Latest News Editor's Choice


News / National

No dualisation but $400,000 fence on Beitbridge - Bulawayo road

by Staff reporter
11 Jun 2018 at 09:04hrs | Views
THE government has started erecting a 321-kilometre-long servitude fence worth $400 000 between Beitbridge and Bulawayo road to reduce animal-induced road carnage.

Work is already underway and villagers living along the road which also leads to South Africa have been hired for the project.

On Friday, the Zimbabwe Traffic Safety Board chief executive, Obio Murambiwa Chinyere, said employment of locals was key to creating a sense of ownership among the communities.

"Government is rolling out that project and we are working with them. The main purpose of this is to reduce animal and vehicle accidents," he said.

The fence between Beitbridge and Bulawayo will cost $400 000, Chinyere said.

"This project has been launched from the southern part of the country because we are a cattle country and the largest herd is in the southern region hence the deliberate move."

He said the first phase of the project was the erection of a similar fence between Gweru and Bulawayo and later Plumtree to Bulawayo.

Meetings between villagers, politicians and other stakeholders preceded implementation.

"Just recently we met with the traditional leadership, politicians and residents of Beitbridge educating each other on the importance of the fence.

"Employing the villagers builds relationship between the project and them by instilling a sense of ownership such that they will guard the facility," he said.

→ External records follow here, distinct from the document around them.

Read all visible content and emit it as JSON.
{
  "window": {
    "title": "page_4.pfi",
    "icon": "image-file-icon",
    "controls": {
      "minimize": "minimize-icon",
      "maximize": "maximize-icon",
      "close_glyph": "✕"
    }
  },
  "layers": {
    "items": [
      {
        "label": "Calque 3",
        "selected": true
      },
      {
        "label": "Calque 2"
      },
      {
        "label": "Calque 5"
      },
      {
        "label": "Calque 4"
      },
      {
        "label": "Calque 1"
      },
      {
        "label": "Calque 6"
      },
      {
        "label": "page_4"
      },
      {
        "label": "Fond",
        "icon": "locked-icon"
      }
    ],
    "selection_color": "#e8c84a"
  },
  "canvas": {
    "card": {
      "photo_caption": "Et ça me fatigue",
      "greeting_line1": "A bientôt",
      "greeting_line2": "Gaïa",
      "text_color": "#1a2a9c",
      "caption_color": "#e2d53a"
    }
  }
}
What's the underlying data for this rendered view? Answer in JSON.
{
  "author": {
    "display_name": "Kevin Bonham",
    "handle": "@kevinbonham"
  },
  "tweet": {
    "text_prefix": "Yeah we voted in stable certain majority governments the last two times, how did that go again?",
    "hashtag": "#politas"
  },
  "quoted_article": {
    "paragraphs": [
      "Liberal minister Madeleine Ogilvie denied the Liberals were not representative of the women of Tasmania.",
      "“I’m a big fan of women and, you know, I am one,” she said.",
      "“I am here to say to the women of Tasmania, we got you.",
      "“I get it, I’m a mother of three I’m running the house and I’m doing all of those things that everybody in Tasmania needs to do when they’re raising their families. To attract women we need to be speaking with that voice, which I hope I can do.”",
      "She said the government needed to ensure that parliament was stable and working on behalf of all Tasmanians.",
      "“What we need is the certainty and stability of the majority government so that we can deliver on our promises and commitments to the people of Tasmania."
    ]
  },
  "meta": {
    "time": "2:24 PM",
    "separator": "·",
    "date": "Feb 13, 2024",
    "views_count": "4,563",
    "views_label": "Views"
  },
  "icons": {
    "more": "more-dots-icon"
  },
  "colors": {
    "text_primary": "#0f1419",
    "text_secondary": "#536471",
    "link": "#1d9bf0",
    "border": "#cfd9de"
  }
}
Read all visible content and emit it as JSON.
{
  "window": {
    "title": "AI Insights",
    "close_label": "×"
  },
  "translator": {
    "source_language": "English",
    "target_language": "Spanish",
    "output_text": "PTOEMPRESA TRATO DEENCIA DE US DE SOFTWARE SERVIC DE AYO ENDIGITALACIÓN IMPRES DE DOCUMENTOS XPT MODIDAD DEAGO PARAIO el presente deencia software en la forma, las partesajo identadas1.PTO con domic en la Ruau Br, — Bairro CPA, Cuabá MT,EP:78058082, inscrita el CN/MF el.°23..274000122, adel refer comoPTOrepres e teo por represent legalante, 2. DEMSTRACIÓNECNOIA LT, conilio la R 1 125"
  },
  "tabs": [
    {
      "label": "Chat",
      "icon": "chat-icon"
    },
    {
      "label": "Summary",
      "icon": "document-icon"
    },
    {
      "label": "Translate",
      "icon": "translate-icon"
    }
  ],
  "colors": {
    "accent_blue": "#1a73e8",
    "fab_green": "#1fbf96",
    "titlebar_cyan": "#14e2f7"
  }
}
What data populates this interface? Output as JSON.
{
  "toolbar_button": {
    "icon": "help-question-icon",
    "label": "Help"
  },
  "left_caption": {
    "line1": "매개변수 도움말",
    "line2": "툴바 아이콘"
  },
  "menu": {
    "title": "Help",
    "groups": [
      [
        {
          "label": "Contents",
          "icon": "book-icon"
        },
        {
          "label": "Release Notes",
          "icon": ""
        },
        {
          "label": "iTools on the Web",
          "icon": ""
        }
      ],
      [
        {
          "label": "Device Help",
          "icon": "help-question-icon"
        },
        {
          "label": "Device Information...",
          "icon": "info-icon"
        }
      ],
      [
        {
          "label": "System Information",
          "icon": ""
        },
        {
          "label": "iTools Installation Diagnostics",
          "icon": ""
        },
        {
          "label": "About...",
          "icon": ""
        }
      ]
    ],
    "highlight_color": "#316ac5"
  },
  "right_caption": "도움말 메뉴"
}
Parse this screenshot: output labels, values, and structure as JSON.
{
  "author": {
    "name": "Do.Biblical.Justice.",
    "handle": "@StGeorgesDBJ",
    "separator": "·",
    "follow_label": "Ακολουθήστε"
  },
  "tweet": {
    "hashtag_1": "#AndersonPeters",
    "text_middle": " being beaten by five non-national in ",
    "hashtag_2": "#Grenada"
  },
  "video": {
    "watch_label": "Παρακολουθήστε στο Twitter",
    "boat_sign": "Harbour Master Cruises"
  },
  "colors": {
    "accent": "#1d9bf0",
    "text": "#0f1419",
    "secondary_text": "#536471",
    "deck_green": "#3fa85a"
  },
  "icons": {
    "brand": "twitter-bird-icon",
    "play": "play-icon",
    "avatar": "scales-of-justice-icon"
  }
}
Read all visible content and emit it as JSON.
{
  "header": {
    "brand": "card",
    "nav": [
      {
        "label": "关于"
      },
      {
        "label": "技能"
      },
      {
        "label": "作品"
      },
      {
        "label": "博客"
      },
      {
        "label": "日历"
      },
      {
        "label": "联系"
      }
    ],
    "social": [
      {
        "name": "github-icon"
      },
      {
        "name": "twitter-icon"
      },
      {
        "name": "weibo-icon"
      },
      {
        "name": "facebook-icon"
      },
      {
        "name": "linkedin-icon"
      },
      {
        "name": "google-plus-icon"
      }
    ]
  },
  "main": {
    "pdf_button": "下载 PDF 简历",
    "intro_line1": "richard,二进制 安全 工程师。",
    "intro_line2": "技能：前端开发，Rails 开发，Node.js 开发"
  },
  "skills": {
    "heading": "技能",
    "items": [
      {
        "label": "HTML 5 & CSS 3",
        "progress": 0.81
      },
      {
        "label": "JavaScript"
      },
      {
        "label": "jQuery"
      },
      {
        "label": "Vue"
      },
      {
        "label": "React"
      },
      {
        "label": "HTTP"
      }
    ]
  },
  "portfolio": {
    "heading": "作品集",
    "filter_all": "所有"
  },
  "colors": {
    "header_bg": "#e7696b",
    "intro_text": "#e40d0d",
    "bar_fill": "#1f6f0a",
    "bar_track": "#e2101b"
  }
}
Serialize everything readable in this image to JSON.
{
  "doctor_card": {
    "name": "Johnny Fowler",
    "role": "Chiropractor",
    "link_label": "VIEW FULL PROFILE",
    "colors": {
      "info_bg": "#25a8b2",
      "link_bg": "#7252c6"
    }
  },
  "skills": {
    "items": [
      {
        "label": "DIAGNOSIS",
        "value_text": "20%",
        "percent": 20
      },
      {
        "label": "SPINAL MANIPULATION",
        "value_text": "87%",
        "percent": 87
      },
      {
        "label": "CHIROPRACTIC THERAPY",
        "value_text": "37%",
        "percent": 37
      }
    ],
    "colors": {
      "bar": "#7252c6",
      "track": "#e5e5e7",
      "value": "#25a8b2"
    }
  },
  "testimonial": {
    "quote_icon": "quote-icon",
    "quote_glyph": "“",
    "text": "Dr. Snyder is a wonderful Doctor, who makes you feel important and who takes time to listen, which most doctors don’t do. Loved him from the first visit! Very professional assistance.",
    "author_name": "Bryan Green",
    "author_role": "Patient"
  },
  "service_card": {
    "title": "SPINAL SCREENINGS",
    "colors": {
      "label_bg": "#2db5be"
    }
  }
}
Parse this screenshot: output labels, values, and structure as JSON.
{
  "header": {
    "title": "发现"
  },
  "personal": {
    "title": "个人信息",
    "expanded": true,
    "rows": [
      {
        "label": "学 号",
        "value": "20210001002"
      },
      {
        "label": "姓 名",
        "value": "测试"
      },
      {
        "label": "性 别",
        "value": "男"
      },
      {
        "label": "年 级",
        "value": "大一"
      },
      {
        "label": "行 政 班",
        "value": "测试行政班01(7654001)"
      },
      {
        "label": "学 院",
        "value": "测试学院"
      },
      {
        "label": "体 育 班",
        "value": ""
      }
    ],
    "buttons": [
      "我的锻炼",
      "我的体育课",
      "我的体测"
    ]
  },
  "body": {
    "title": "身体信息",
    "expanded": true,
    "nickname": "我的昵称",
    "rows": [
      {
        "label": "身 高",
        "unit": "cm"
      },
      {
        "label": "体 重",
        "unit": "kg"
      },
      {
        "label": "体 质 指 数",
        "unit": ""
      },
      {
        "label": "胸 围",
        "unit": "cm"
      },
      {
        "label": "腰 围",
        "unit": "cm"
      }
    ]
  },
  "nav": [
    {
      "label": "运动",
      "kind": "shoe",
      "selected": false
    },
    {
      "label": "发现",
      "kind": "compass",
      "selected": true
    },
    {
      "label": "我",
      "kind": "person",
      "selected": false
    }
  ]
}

Motorists and villagers have welcomed the development.

"We have lost our livestock to cars. In this area we do not herd cattle and they can easily stray into the roads," Joseph Sibanda of Malala village said.

He said committees were put in place in his village to guard the fence although it was the duty of every villager to look after the fence.

Servitude fences were there prior to independence.

Villagers pulled them down as part of their contribution to the liberation struggle to sabotage settler farmers by rustling their cattle.

The action has, however, come back to haunt the villagers who now lose livestock to traffic accidents that also claim a lot of human lives.

Although statistics indicate most accidents are a result of human error traffic accidents in the southern part of the country largely involve livestock.